Lui qui a porté lui-même nos péchés en son corps sur le bois, afin que morts aux péchés nous vivions pour la justice; lui par les meurtrissures duquel vous avez été guéris. (1 Pierre 2.24)

Que le ciel tout entier soit étonné par la réception réservée à son Maître bien-aimé sur la terre! Qu’une nation prétendant croire en la prophétie, renie Christ, néglige les avertissements et les prédictions, ferme les yeux à la lumière et remplisse chaque élément des prophéties, mais demeure aveugle, si abusée par l’ennemi, qu’elle affirme exécuter le service de Dieu, dépasse l’entendement! Est-il surprenant que le monde le rejette comme le fit une seule nation?

Ses mains étaient percées par des clous, ses saintes tempes couronnées d’épines. Il fut indubitablement blessé par Satan, qui encouragea ses agents à accomplir les actions les plus viles. Notre salut fut modelé par les souffrances infinies du Fils de Dieu. Blessé au talon, son humanité souffrit et son chagrin, plus grand que celui qui oppresse ses créatures, accabla son âme alors qu’il s’engageait à payer leur dette immense envers Dieu, car étant bien incapables de payer leur propre affranchissement. Sur lui reposent la transgression et le chagrin de chacun.

Les hommes et les femmes pour qui mourut Christ, ont-ils la moindre idée des souffrances qu’endura le Fils de Dieu pour mettre le salut à leur portée et qu’ils puissent réintégrer leur foyer édénique?

Christ vint au secours de la famille humaine et croiser le fer avec le prince des ténèbres. Dans ce monde, se livra le combat terrible opposant ces deux formidables généraux des armées… Ce conflit fut tellement rude que Jésus faillit s’évanouir et mourir sur le champ de bataille, lorsque des anges vinrent du monde de la lumière pour prendre soin du vaillant Combattant et le réconforter par un peu de nourriture.
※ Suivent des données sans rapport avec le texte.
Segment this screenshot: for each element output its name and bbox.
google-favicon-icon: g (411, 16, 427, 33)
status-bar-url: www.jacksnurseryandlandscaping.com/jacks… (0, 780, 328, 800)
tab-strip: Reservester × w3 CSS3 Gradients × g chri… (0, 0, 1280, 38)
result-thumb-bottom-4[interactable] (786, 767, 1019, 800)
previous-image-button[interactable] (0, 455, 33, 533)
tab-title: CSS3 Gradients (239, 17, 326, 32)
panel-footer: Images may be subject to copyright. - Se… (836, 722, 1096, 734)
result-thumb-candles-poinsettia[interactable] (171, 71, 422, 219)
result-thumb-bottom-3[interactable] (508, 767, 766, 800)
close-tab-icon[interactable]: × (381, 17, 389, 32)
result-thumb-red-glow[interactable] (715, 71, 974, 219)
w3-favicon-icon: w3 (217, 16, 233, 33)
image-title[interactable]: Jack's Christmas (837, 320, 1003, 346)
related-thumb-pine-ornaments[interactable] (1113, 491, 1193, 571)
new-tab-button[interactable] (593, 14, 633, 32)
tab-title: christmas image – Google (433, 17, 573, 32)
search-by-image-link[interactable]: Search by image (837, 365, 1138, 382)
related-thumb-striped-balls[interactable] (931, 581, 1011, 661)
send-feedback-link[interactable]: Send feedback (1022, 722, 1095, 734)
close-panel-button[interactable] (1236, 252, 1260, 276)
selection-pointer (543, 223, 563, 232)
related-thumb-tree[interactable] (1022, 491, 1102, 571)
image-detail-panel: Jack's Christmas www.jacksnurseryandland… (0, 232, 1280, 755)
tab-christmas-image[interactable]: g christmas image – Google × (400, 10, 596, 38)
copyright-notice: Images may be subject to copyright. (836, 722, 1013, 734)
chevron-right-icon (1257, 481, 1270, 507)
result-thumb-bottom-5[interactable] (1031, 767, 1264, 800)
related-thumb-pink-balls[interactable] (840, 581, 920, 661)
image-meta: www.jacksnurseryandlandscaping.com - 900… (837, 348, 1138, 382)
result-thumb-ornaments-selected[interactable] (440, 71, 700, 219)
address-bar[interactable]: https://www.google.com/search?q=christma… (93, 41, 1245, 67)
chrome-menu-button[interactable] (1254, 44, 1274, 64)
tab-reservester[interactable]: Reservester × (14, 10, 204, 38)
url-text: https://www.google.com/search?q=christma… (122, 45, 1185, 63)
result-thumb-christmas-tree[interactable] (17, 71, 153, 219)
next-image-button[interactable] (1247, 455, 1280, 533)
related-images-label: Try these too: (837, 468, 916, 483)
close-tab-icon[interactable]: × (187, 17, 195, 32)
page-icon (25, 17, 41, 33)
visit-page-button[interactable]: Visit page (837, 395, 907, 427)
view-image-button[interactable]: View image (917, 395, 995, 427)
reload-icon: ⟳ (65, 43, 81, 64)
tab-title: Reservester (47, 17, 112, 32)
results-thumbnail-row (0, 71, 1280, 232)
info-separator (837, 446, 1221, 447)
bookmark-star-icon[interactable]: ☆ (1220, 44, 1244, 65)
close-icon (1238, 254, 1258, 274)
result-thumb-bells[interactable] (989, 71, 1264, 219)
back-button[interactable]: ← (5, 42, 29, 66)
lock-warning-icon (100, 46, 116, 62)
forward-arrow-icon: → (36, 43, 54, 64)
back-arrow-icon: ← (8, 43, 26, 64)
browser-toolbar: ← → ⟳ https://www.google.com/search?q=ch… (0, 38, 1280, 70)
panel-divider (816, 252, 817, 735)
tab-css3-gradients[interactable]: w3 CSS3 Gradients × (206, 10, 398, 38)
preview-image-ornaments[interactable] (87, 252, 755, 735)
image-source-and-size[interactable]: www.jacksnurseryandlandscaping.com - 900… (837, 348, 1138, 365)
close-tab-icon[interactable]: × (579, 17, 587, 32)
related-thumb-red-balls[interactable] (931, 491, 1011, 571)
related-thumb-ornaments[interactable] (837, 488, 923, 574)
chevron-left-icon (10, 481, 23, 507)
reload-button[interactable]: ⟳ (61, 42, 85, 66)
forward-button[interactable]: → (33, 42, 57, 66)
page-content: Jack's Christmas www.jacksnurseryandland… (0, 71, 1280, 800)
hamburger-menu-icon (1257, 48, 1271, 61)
L’âme de Jésus fut blessée dans le jardin de Gethsémané et sur la croix… Jésus réintégra le ciel après avoir quitté le champ de bataille, portant, tels des trophées, les plaies et les meurtrissures résultant de l’anéantissement du premier rebelle, chef glorieux et ange exalté dans le ciel. Il y eut de la joie dans le ciel et il fut annoncé, à travers les mondes, que la race déchue avait été rachetée. Les portes du ciel furent ouvertes à la race repentante qui mettait un terme à sa rébellion et rendait allégeance à la loi de Dieu.
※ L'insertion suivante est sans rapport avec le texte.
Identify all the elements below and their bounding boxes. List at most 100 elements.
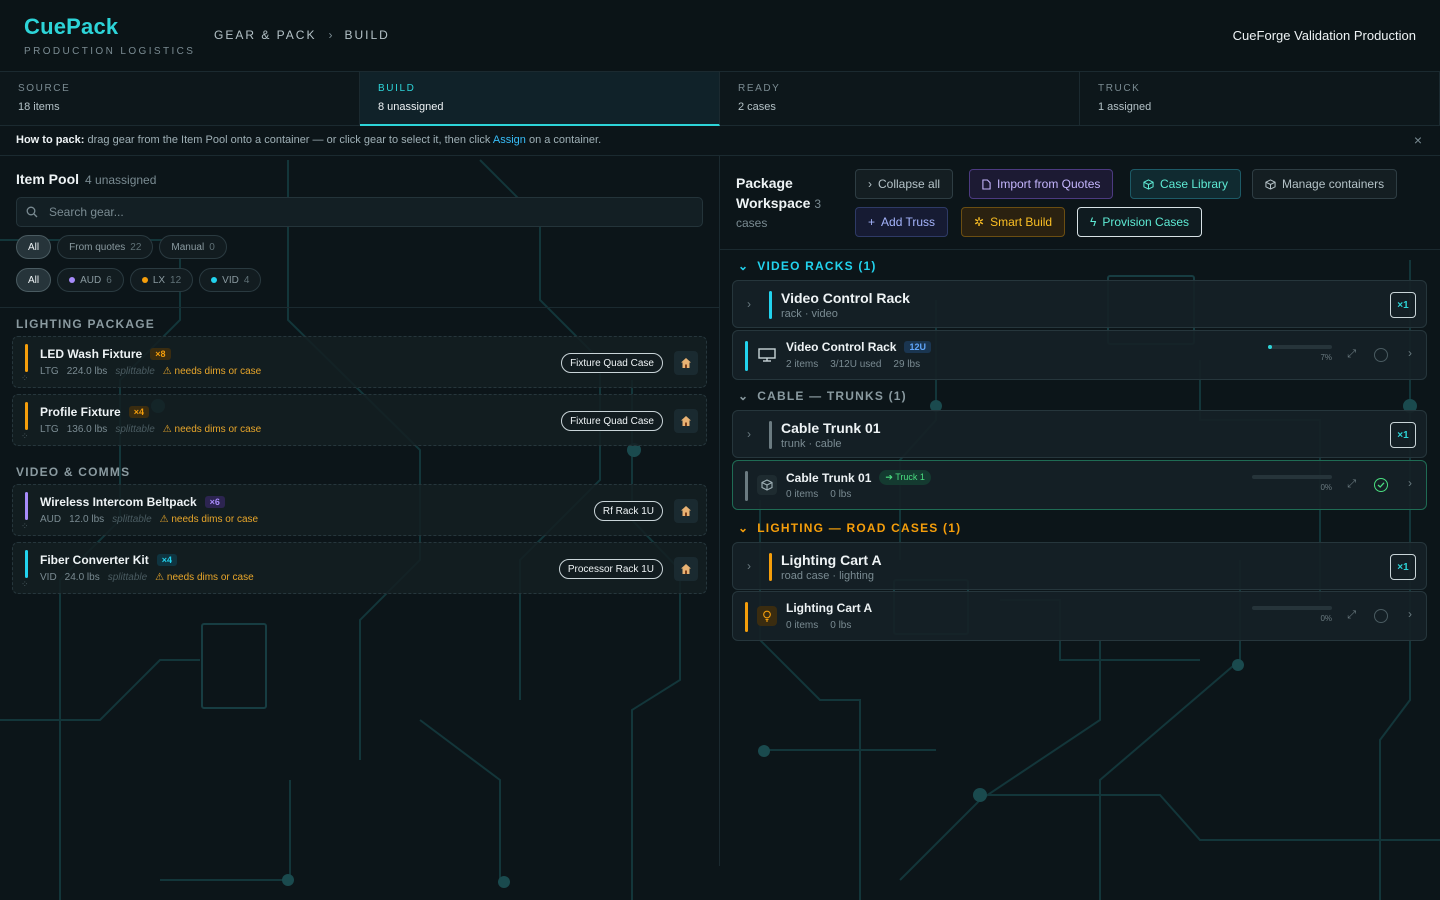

La Tête de l’église abandonna son oeuvre à ses serviteurs pour qu’ils la poursuivent en son nom. Les disciples de Christ ne sont pas livrés à eux-mêmes dans cette lutte contre Satan. Le Commandant de notre salut se tient à la tête, mais demeure invisible. L’oeil de la foi discerne son Commandant et obéit à ses ordres.

Ellen G. White – Manuscrit 75n, 1886.